By Rosemary Sobol
The Chicago Sun-Times
CHICAGO — Chicago firefighter Mike Hill couldn’t believe what he was seeing Friday morning on the South Side as an 18-wheeler broadsided an SUV with three kids inside.
Hill was driving Truck Company 24’s rig, coming back from a house fire, when the big rig blew a red light at 103rd and Cottage Grove and slammed into the Chevy Tahoe: right in front of Hill and the other firefighters in the truck.
“It seemed surreal. Just like in the movies. It was almost like you see it happening, and you want to stop it but you can’t stop it,’' said Hill, 45. “It was a very strong hit as well.”
It got more surreal, however, when the smashed Tahoe, with all of the passengers inside injured, began to take off. The driver’s foot was jammed against the gas pedal.
Hill got out of the fire truck and ran after the SUV. About 60 feet down the street, he caught up.

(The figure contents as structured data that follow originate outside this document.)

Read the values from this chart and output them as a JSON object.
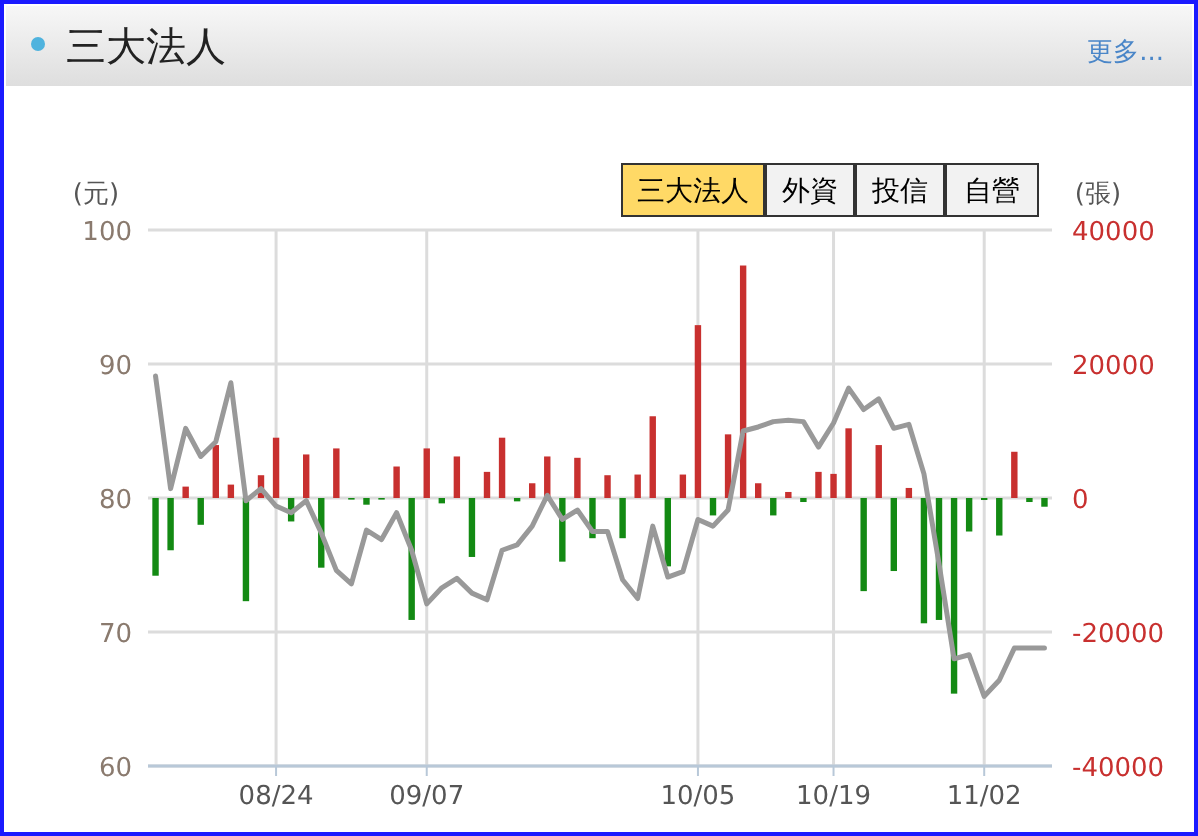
{
  "chart_data": {
    "type": "bar",
    "title": "三大法人",
    "ylabel": "(元)",
    "y2label": "(張)",
    "annotations": [
      "更多...",
      "三大法人",
      "外資",
      "投信",
      "自營"
    ],
    "categories": [
      null,
      null,
      null,
      null,
      null,
      null,
      null,
      null,
      "08/24",
      null,
      null,
      null,
      null,
      null,
      null,
      null,
      null,
      null,
      "09/07",
      null,
      null,
      null,
      null,
      null,
      null,
      null,
      null,
      null,
      null,
      null,
      null,
      null,
      null,
      null,
      null,
      null,
      "10/05",
      null,
      null,
      null,
      null,
      null,
      null,
      null,
      null,
      "10/19",
      null,
      null,
      null,
      null,
      null,
      null,
      null,
      null,
      null,
      "11/02",
      null,
      null,
      null,
      null
    ],
    "series": [
      {
        "axis": "y2",
        "values": [
          -11600,
          -7800,
          1700,
          -4000,
          7900,
          2000,
          -15400,
          3400,
          9000,
          -3500,
          6500,
          -10400,
          7400,
          -200,
          -1000,
          -200,
          4700,
          -18200,
          7400,
          -800,
          6200,
          -8800,
          3900,
          9000,
          -500,
          2200,
          6200,
          -9500,
          6000,
          -6000,
          3400,
          -6000,
          3500,
          12200,
          -10200,
          3500,
          25800,
          -2600,
          9500,
          34700,
          2200,
          -2600,
          900,
          -600,
          3900,
          3600,
          10400,
          -13900,
          7900,
          -10900,
          1500,
          -18700,
          -18200,
          -29200,
          -5000,
          -300,
          -5600,
          6900,
          -600,
          -1300
        ],
        "colors": [
          "#138a13",
          "#138a13",
          "#c8302f",
          "#138a13",
          "#c8302f",
          "#c8302f",
          "#138a13",
          "#c8302f",
          "#c8302f",
          "#138a13",
          "#c8302f",
          "#138a13",
          "#c8302f",
          "#138a13",
          "#138a13",
          "#138a13",
          "#c8302f",
          "#138a13",
          "#c8302f",
          "#138a13",
          "#c8302f",
          "#138a13",
          "#c8302f",
          "#c8302f",
          "#138a13",
          "#c8302f",
          "#c8302f",
          "#138a13",
          "#c8302f",
          "#138a13",
          "#c8302f",
          "#138a13",
          "#c8302f",
          "#c8302f",
          "#138a13",
          "#c8302f",
          "#c8302f",
          "#138a13",
          "#c8302f",
          "#c8302f",
          "#c8302f",
          "#138a13",
          "#c8302f",
          "#138a13",
          "#c8302f",
          "#c8302f",
          "#c8302f",
          "#138a13",
          "#c8302f",
          "#138a13",
          "#c8302f",
          "#138a13",
          "#138a13",
          "#138a13",
          "#138a13",
          "#138a13",
          "#138a13",
          "#c8302f",
          "#138a13",
          "#138a13"
        ]
      },
      {
        "type": "line",
        "axis": "y",
        "color": "#999999",
        "values": [
          89.1,
          80.7,
          85.2,
          83.1,
          84.2,
          88.6,
          79.8,
          80.7,
          79.4,
          78.9,
          79.8,
          77.4,
          74.6,
          73.6,
          77.6,
          76.9,
          78.9,
          76.1,
          72.1,
          73.3,
          74.0,
          72.9,
          72.4,
          76.1,
          76.5,
          77.9,
          80.2,
          78.4,
          79.1,
          77.5,
          77.5,
          73.9,
          72.5,
          77.9,
          74.1,
          74.5,
          78.4,
          77.9,
          79.1,
          85.0,
          85.3,
          85.7,
          85.8,
          85.7,
          83.8,
          85.6,
          88.2,
          86.6,
          87.4,
          85.2,
          85.5,
          81.8,
          75.1,
          68.0,
          68.3,
          65.2,
          66.4,
          68.8,
          68.8,
          68.8
        ]
      }
    ],
    "ylim": [
      60,
      100
    ],
    "yticks": [
      60,
      70,
      80,
      90,
      100
    ],
    "y2lim": [
      -40000,
      40000
    ],
    "y2ticks": [
      -40000,
      -20000,
      0,
      20000,
      40000
    ],
    "grid": true
  }
}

“He actually ran this car down,’' said fire Capt. Rich Gustafson, Hill’s supervisor. “He stepped on the running board, and he was actually riding along on the side. He reached in, and the gal was slumped over on the console, uttering, ‘Oh my god!’ It was quick thinking and actions on his part.”
Hill, a 22-year veteran with six kids and some martial-arts training, said firefighter instincts kicked in.

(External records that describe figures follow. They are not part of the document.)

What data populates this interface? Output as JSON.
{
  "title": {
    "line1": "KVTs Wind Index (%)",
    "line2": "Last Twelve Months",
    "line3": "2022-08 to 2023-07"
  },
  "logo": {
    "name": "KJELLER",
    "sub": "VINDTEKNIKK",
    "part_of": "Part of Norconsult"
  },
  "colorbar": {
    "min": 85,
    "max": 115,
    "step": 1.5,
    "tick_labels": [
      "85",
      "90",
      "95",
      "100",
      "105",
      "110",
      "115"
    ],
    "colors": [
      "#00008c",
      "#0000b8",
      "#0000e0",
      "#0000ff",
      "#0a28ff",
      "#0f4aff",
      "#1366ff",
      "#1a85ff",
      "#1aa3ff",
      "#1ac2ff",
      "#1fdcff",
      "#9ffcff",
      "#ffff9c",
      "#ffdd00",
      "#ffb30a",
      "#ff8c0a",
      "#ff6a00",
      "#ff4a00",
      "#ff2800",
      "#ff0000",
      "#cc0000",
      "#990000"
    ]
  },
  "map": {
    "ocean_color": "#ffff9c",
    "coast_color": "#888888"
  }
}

“I jumped into the moving SUV, the door was wide open,” he said. “I jumped onto the emergency brake and held on until it slowed down.”
It was the emergency foot brake, near the floor of the driver’s side, that Hill slammed down with his hand to stop the Tahoe.
“With an accident of that nature, you’re not sure if it’s going to work, but you have to try,” said Hill, who then tried to calm down the “hysterical” driver with the help of a bystander.
The 18-wheeler had crushed the passenger side of the Tahoe, pinning in the woman in the front passenger seat. Firefighters rescued the driver and the kids, and then used the Jaws of Life to remove the woman in the front.
She was listed in critical condition at Advocate Christ Medical Center in Oak Lawn. The driver and the three kids were taken to the hospital in serious condition, Fire Department spokesman Larry Langford said.
The women in the front seats both had on seat belts, and the kids were properly restrained, Hill said. That “proved imperative” in saving their lives, he said.
The 10:30 a.m. crash happened just after the light at 103rd and Cottage Grove turned green. The southbound Tahoe pulled into the intersection, but the fire truck, which was next to the Tahoe at the light, lagged behind.
Then Hill saw the eastbound 18-wheeler. It was “coming through as if it had a green light,” he said.
The driver of the semi, Jason Werking, 27, of Indiana, was not hurt. He was cited with failure to stop at a red light, police said.
Gustafson had nothing but praise for Hill.
“He did a very nice job. He’s a man of few words. He lets his actions speak for him,’' he said.